After that, when I try to run the docker image by this command,

docker run --gpus all -it --rm -v local_dir:container_dir nvcr.io/nvidia/tensorrt:20.11-py3

I got this error

When I try to run docker image another command, I got different error.

What should I do to solve this problem and running the TensorRT on my EC2 instance?

This is kind of emergency problem, please help me as soon as possible.

Thanks

Environment

TensorRT Version: TensorRT 7.2.1
GPU Type: Tesla K80
Nvidia Driver Version: 450.142.00
CUDA Version: container include NVIDIA CUDA 11.1.0
CUDNN Version: container include NVIDIA cuDNN 8.0.4
Operating System + Version: (Ubuntu 18.04) Version 48.0
Python Version (if applicable): 3.6.9
TensorFlow Version (if applicable): 1.15.5
PyTorch Version (if applicable):
Baremetal or Container (if container which image + tag):

Relevant Files

Steps To Reproduce

docker pull nvcr.io/nvidia/tensorrt:20.11-py3
docker run --gpus all -it --rm -v local_dir:container_dir nvcr.io/nvidia/tensorrt:20.11-py3
docker run nvcr.io/nvidia/tensorrt:20.11-py3

Please include:

  • Exact steps/commands to build your repro
  • Exact steps/commands to run your repro
  • Full traceback of errors encountered

Hi,
Please refer to the installation steps from the below link if in case you are missing on anything
https://docs.nvidia.com/deeplearning/tensorrt/install-guide/index.html
Also, we suggest you to use TRT NGC containers to avoid any system dependency related issues.
https://ngc.nvidia.com/catalog/containers/nvidia:tensorrt

Thanks!

Hi,

I have already used to TRT NGC container and my problem is not solved.

I got this error when I try to run the installed TRT conteiner.

According to this page (Container Release Notes :: NVIDIA Deep Learning TensorRT Documentation),

TRT container includes:
-NVIDIA CUDA 11.1.0
-NVIDIA cuDNN 8.0.4
-NVIDIA NCCL 2.8.2

So, in the beginning, I only need Nvidia driver 455 or later.

Since I am using EC2 deep learning AMI instance, this instance is coming with Nvidia driver.

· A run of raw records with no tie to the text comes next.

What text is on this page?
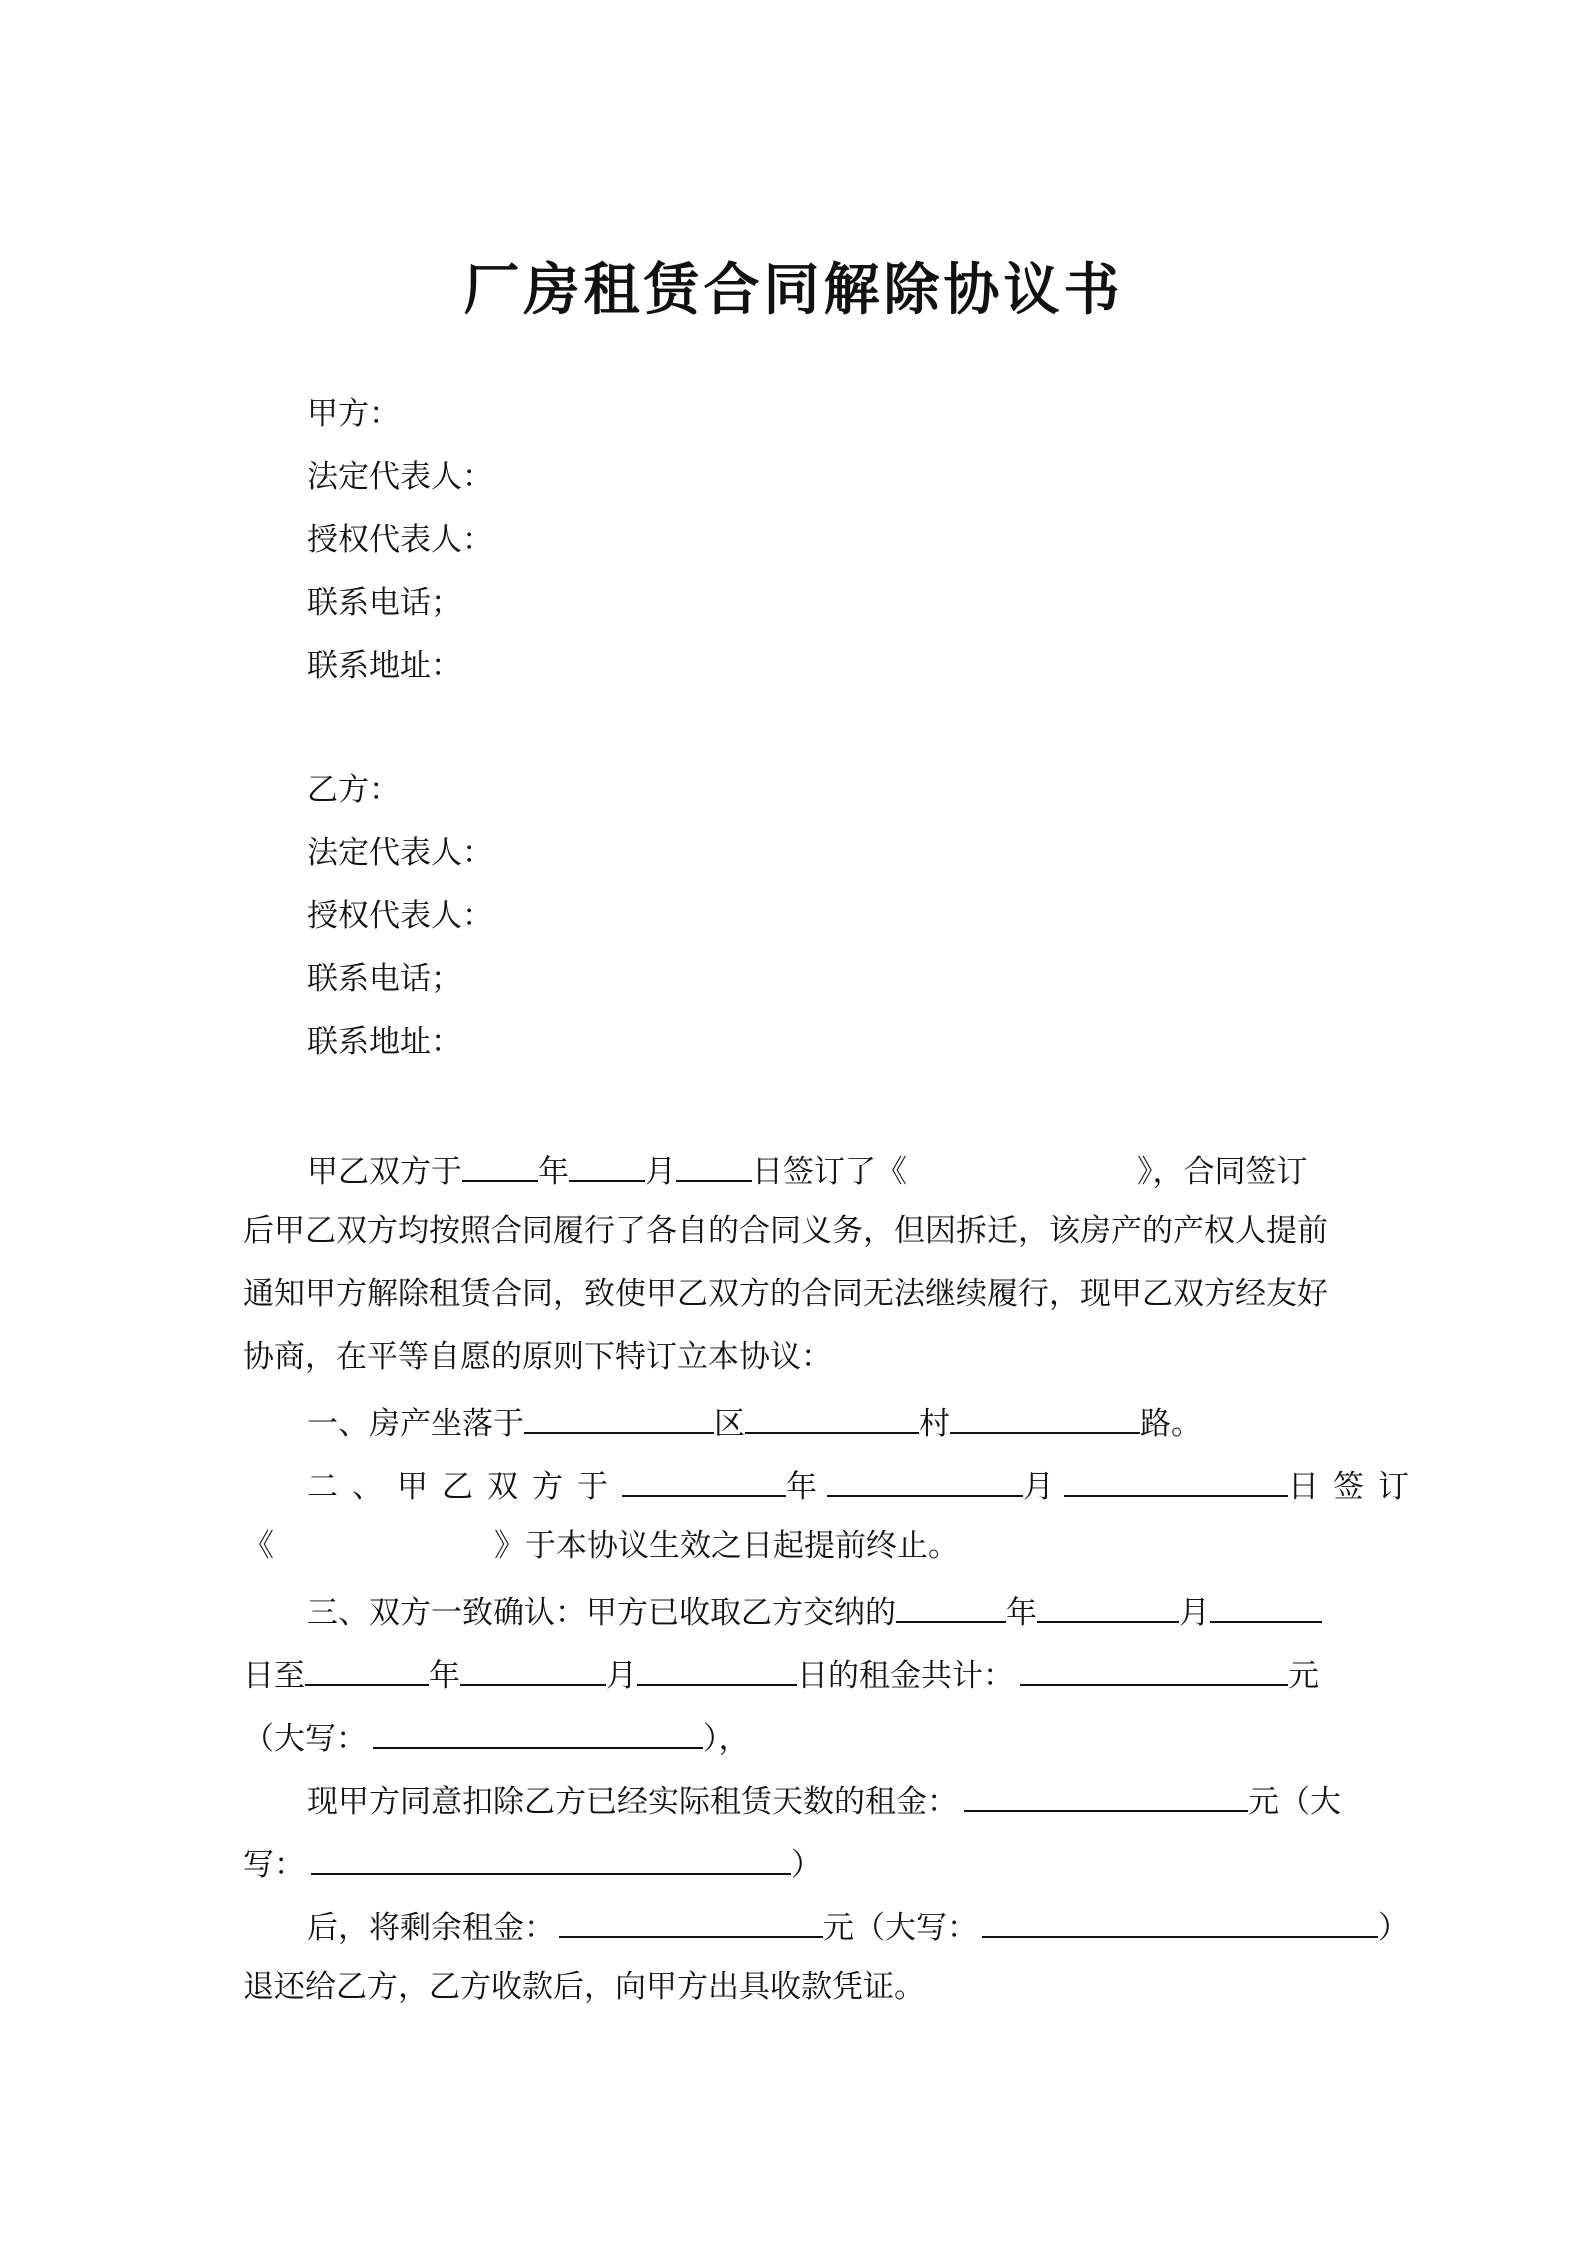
厂房租赁合同解除协议书
甲方：
法定代表人：
授权代表人：
联系电话；
联系地址：
乙方：
法定代表人：
授权代表人：
联系电话；
联系地址：
甲乙双方于 年 月 日签订了《	》，合同签订
后甲乙双方均按照合同履行了各自的合同义务，但因拆迁，该房产的产权人提前
通知甲方解除租赁合同，致使甲乙双方的合同无法继续履行，现甲乙双方经友好
协商，在平等自愿的原则下特订立本协议：
一、房产坐落于	区	村	路。
二、甲乙双方于	年	月	日签订
《	》于本协议生效之日起提前终止。
三、双方一致确认：甲方已收取乙方交纳的	年	月
日至	年	月	日的租金共计：	元
（大写：	），
现甲方同意扣除乙方已经实际租赁天数的租金：	元（大
写：	）
后，将剩余租金：	元（大写：	）
退还给乙方，乙方收款后，向甲方出具收款凭证。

I dont need any pre-installation for TensorRT. Right? or do I need extra installation for this purpose?

Thanks

@NVES

hi,

any suggestion for this issue? it is kind of urgent for me

thanks.

Hi @skilic ,
In the error mentioned in the screenshot, i see you are using the command as is

docker run --gpus all -it --rm -v local_dir:container_dir nvcr.io/nvidia/tensorrt:xx.xx-py3

However here you need to replace the local_dir:container_dir with your host dir and mount dir resp.
You need to mount the path o your host machine to the container.
Can you please try that and let us know.

Thanks!

Hello, @AakankshaS,

I tried and I failed.

I am working on AWS EC2 Deep learning AMI.

I couldnt find the host dir and mount dir. How can I get these directory?

By the way,

Here is the output of docker images list.

docker_images

And, when I run this command;

docker run --gpus all nvcr.io/nvidia/tensorrt:20.11-py3

I got this TensorRT information output but couldnt run.

.

I think I am missing some easy part but could not find yet.

Could you help me please?

Thanks

Hi @skilic ,
I believe for the error you are getting, you can just point it to any folder on the server as host dir.